NUTRIRE I DEFUNTI, NUTRIRE GLI OSPITI: OFFERTE E DONI NEI RITI FUNERARI DEI TORAJA E DEI TLINGIT
Pietro Scarduelli, Università del Piemonte Orientale
Abstract
Le pratiche funerarie dei Toraja dell’isola di Sulawesi (Indonesia) presentano una costellazione di significati simbolici inclusi in un complesso intreccio di pratiche e credenze, le cui componenti principali sono: la trasformazione dell’anima del defunto da entità potenzialmente pericolosa in spirito ancestrale dispensatore di fecondità; una sequenza di spostamenti della salma, nel corso del funerale, che si configurano come progressivo allontanamento dal mondo dei vivi; il sacrifico dei bufali, che vengono sia offerti simbolicamente al defunto, sia distribuiti fra gli ospiti; una serie di contrappunti, simmetrie e rapporti speculari fra i riti funerari e quelli di fecondità.
Tutte queste componenti, rituali e simboliche attengono al rapporto fra vivi e morti, fra il defunto e i suoi discendenti. Una, però, coinvolge anche un’altra categoria di attori sociali: il sacrificio dei bufali. Questo sacrificio e la successiva distribuzione della carne degli animali macellati sul posto ai numerosissimi ospiti, provenienti da altri villaggi, sono associati alla credenza secondo cui la carne offerta agli invitati raggiunge gli antenati: in sostanza nutrendo gli ospiti, si nutrono i morti, ottenendo in cambio la loro protezione.

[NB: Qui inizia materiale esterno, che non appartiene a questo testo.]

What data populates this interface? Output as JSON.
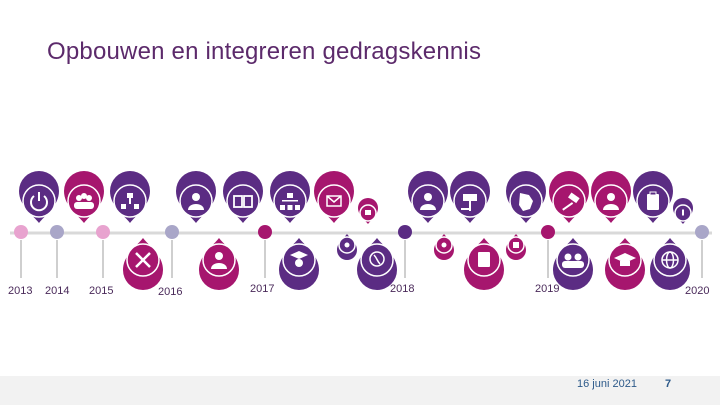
{
  "slide": {
    "title": "Opbouwen en integreren gedragskennis",
    "years": [
      "2013",
      "2014",
      "2015",
      "2016",
      "2017",
      "2018",
      "2019",
      "2020"
    ],
    "footer": {
      "date": "16 juni 2021",
      "page_number": "7"
    }
  },
  "colors": {
    "dark_purple": "#5b2c83",
    "magenta": "#a6166e",
    "pink": "#e8a3cf",
    "lavender": "#a9a6c8",
    "timeline_line": "#d9d9d9",
    "title": "#5c2a6b"
  },
  "icons_top": [
    "power-icon",
    "group-icon",
    "org-chart-icon",
    "person-icon",
    "book-icon",
    "hierarchy-icon",
    "envelope-icon",
    "small-square-icon",
    "person-icon",
    "sign-icon",
    "map-icon",
    "gavel-icon",
    "person-icon",
    "clipboard-icon",
    "info-icon"
  ],
  "icons_bottom": [
    "tools-icon",
    "person-icon",
    "graduate-icon",
    "dot-icon",
    "brain-icon",
    "document-icon",
    "building-icon",
    "money-icon",
    "group-icon",
    "graduation-cap-icon",
    "globe-icon"
  ]
}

Questa particolare ‘triangolazione’ fra anfitrioni, ospiti e defunti compare anche in una grande festa ridistribuiva (potlatch) che viene organizzata fra i Tlingit della Columbia britannica dai parenti di un defunto due anni dopo i funerali. A questa festa vengono invitati gli affini dei parenti del morto e a loro vengono offerti doni sontuosi. Anche in questo caso i doni ‘raggiungono’ lo spirito del defunto.
Fra i Tlingit come fra i Toraja gli ospiti svolgono dunque un ruolo sociale e simbolico fondamentale nei riti funebri. Dal punto di vista indigeno essi appaiono come indispensabili per instaurare un rapporto con gli spiriti dei defunti. Dal punto di vista esterno dell’antropologo questa rappresentazione nativa appare invece come una forma di ‘rovesciamento’ della realtà: i riti funerari ‘servono’ per instaurare e mantenere relazioni sociali con altri gruppi (affini, abitanti di villaggi vicini, membri di altri clan) che in tali riti assumono il ruolo di ospiti.